When a node index is changed on one cluster node and the node is restarted, the unchanged node has two entries for the node whose index has changed. One entry is for the original node index, and the other entry is for the new node index.
Workaround. See the section in these release notes entitled "Changing Cluster Node ID" for information on how to change a node's index.
ptx/CTC menus in ptx/ADMIN are removed if an updated version of ptx/CLUSTERS is installed and ptx/CTC is not reinstalled.
Workaround. Always install ptx/CLUSTERS and ptx/CTC together. If you have already installed ptx/CLUSTERS, install ptx/CTC from the CD-ROM so that the menus will reappear.

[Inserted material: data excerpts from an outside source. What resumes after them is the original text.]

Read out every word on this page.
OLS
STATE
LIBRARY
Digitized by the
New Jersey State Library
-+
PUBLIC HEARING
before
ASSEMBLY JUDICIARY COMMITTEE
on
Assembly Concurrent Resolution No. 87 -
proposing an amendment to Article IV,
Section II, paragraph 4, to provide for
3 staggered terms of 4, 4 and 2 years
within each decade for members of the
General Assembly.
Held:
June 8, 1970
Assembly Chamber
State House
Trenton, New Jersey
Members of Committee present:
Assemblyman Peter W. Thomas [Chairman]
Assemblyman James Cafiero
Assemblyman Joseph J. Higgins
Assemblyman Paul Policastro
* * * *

In a single-node cluster with a quorum disk configured, attempting to boot to single-user mode by changing the initdefault entry in /etc/inittab caused the node to loop with the following message:
Cannot satisfy request to go to run-level 1 because this node
does not have cluster quorum. Going to firmware instead.
To get to single-user mode, reboot from firmware.
Workaround. Do not set is:1:initdefault: in /etc/inittab. Instead, use the bootflag option to specify single-user mode.
During the upgrade procedure from ptx/CLUSTERS V1.x to ptx/CLUSTERS V2.x, the following error may be returned from the parser:
Creating ptx/CLUSTERS devices ...
Adding cscs to /installmnt/etc/services ...
Bad format for immbroker -G shared output in line 3
Line = disk
Workaround. None. This message can be safely ignored.
When you use devctl to change the name of a CCI device, ptx/CLUSTERS does not know the name has changed.
Workaround. Use clustadm to deconfigure and reconfigure the CCI device.
The clustadm -C (configure quorum disk) and clustadm -D (deconfigure quorum disk) commands may cause a node to hang when the node has lost quorum. The commands cannot be suspended or interrupted.
Workaround. Reboot the node and only make quorum disk configuration changes while the node has quorum.
A system panic may result on large systems if a memory allocation failure within ptx/CLUSTERS occurs.
Workaround. Reboot the system.
When a quorum disk is configured, the VTOC, if it is not already in place, is built for the device on remote nodes from the kernel. However, this does not update the list of built devices at the user level.
Workaround. Execute the devbuild command on the node where the devdestroy is failing. Doing so will update the list of built devices. Then do the devdestroy.